A ideia de trazer o consagrado texto de Clarisse Lispector para o teatro foi divina, mas somada ao profissionalismo dos fazedores de cultura das artes cênicas, a potência da obra se intensifica ainda mais, e é exatamente isso que acontece neste trabalho. Impossível não se apaixonar por Macabéa, a personagem resiliente e também inocente criada com legitimidade pela autora, ainda mais quando representada com perfeição pela atriz Laila Garin. Impossível não alimentar a alma e se deixar atravessar pela força dessa personagem. De certo Clarice também iria vibrar a alma se assistisse à atriz dar vida a sua humilde datilógrafa.

Laila Garin está perfeita, não existiria outra atriz para assumir a poesia de Macabéa com tanta graça e encantamento. Os movimentos de Laila dão aos espectadores a certeza de que ali no palco diante deles tem uma nordestina, bem lá do sertão mesmo. Com uma postura curvada, de quem carrega o peso do mundo nas costas com a humildade e a simplicidade da personagem. Laila, quando assume a infância de Macabéa, traz ao palco movimentos incrivelmente fiéis aos de uma criança, isso deixa a todos que entendem de artes cênicas boquiabertos! Sua voz também está muito bem postada, uma Macabéa de cantar potente.

Os papéis assumidos por Laila são exigentes, mas a estrela brilha. Em uma das cenas, as atrizes Laila e Claudia Ventura estão datilografando e com ajuda da banda, a cena fica precisa, sem arranhões.

Não há como sair do espetáculo sem amar Clarice Lispector, Macabéa e Laila Garin. Seria covardia apontar um desvio na concepção dessa obra tão categórica. Que recebam todos os prêmios!

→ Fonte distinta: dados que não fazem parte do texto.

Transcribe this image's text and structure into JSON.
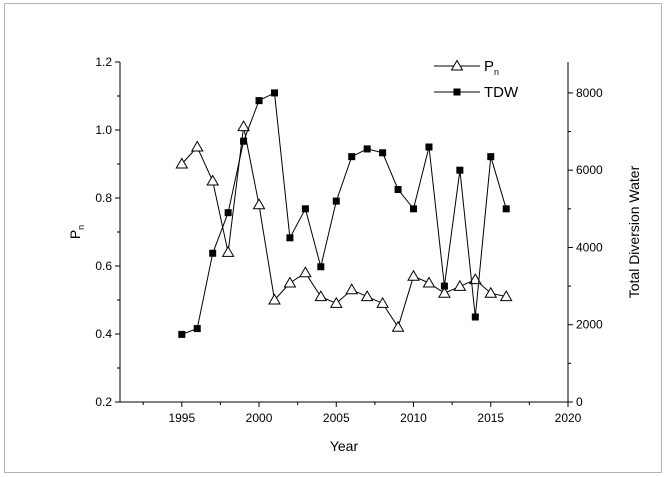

Na verdade, aqueles que entendem bem de Clarice Lispector, como entendia Cazuza em Bete Balanço, parecem abençoados. Cazuza foi lá no âmago quando disse: “não ligue para essas caras tristes, fingindo que a gente não existe”, fantástico quando um artista constrói seu personagem lhe dá vida por intermédio de suas palavras e suspiros.

As músicas de Chico César deixam a plateia extasiada. Quanta beleza em forma de composição musical. Chico é o poeta erudito que o Brasil precisa, tem alma, fé, vida, sapiência e tudo mais que o ser humano precisa. Um artista visceral, que consegue alimentar a alma de quem o escuta, multiplicador de emoções. E sem brincadeira, o artista politizado entende mais de Macabéa do que se imagina, paraibano, também conhece bem desse êxodo rural descrito por Clarice, da importância dos programas de incentivos na agricultura, da solidariedade e dos programas sociais, que podem mudar a história e a vida de tantos nordestinos. Quando essa ajuda chega às carentes crianças do Sertão, que paupérrimas fazem lembrar a miséria e os esfomeados da Etiópia, por caminhões e caminhões de água enviados para minimizar a seca, rega a esperança de todo um povo.

A banda ao vivo, muito bem ensaiada, tem um andamento musical variado, momentos mais lentos outros mais intensos, em um trabalho executado com maestria pelos músicos.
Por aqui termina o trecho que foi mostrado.